Gallen schrieb:
Dass ist doch Unsinn; Uran reicht noch etwa 100 Jahre, wenn wir es nicht anreichern oder Brüter einsetzen; bis dahin hat man Zeit, nach einer wirklichen Lösung des Energieproblems zu forschen. Und dass Uran auch endlich ist, rechtfertigt doch nicht, die fossilen Bodenschätze weiter zu veraasen !

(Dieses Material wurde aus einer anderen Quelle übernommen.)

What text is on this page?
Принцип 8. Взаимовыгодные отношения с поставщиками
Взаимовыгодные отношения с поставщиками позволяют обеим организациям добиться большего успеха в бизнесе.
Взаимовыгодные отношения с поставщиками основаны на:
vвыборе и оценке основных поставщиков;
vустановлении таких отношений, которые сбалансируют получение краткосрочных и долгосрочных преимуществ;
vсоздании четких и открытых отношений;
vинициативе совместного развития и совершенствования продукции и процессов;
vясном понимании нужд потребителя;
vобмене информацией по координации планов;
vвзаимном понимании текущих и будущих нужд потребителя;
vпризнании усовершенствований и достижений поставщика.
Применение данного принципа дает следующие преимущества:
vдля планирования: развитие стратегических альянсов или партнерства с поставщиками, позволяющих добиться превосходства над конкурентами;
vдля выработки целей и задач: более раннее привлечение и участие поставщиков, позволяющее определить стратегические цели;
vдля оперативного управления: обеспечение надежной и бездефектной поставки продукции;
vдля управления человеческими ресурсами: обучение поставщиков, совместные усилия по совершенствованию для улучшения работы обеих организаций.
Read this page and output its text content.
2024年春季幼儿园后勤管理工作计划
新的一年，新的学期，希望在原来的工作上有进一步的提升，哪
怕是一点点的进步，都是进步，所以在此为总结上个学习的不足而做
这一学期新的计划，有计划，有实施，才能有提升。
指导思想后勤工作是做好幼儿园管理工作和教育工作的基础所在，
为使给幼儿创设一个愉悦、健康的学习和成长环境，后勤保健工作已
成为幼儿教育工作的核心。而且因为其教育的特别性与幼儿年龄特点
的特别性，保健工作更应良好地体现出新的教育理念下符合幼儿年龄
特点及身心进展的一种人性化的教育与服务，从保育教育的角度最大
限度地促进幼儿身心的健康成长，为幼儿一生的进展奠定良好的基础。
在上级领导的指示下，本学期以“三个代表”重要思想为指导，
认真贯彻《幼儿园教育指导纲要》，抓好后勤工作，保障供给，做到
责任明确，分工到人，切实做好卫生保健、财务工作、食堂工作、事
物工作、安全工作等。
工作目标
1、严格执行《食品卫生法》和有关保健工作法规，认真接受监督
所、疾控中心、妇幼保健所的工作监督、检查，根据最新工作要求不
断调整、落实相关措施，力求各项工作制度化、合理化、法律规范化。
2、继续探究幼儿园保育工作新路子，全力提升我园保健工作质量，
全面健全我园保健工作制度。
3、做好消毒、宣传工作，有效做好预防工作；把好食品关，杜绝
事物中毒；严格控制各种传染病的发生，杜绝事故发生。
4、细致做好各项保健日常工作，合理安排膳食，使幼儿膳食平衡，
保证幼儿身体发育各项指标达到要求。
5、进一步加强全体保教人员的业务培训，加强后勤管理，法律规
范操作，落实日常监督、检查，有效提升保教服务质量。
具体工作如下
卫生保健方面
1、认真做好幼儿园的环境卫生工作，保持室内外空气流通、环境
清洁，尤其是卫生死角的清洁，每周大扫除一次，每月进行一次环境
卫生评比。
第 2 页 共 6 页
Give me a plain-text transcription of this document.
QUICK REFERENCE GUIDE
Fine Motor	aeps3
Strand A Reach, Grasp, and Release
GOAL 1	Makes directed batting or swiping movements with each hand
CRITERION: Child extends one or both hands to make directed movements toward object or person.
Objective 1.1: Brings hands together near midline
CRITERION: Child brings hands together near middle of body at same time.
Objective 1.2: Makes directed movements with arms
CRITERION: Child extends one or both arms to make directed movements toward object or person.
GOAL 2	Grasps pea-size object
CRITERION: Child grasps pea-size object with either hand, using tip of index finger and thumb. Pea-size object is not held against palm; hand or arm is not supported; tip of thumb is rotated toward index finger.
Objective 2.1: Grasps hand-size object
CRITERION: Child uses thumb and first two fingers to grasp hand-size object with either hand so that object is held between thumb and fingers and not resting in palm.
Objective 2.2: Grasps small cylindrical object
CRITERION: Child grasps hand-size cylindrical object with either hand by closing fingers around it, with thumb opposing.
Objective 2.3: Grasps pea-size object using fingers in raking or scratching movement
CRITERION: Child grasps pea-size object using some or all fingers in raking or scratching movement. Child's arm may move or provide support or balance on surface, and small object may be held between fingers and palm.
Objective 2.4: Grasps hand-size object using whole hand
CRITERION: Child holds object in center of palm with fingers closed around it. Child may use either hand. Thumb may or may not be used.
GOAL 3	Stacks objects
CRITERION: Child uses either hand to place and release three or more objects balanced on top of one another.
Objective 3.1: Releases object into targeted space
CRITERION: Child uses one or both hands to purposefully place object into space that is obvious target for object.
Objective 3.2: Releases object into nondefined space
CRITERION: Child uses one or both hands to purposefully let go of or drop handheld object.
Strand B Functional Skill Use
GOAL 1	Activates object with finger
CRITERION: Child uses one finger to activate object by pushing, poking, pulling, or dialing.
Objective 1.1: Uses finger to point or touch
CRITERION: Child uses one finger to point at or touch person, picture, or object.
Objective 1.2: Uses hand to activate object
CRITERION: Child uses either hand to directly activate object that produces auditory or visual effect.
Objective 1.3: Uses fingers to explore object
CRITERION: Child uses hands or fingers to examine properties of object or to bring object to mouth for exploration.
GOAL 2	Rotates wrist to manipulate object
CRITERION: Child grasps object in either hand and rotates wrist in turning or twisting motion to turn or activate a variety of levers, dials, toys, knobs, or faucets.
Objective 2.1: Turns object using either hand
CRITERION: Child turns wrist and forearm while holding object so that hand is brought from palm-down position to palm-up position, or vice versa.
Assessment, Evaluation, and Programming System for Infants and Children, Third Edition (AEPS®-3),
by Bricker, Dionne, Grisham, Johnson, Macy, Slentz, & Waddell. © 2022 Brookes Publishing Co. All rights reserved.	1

Schon richtig, aber nicht mit den AKWS der zweiten und dritten Generation an Reaktoren. In 20-30 Jahren wenn die vierte Generation mal kommen söllte, könnte man mal wieder reden Kernkraft einzusetzen, aber da muss noch viel geschehen auch bei der Endlagerung.
Uran reicht sogar noch länger. Gibt verscheiden Studien, einen sagen 100 Jahre andre so 150 jahre.
Uranvoräte geschätzt 11.3 Millionen Tonnen
Bedarf der 440 Kernkraftwerke 0.068 Millionen Tonnen.
Das wäre der Vorrate für 150 Jahre. Aber nur wenn der Bedarf so bleibt. Wenn man die gesamte Erde mti Grundlast AKWs ausbauen würde. wären weitere 1500 AKWs erforderlich, was heisst das dann weniger als 50ß Jahre wären.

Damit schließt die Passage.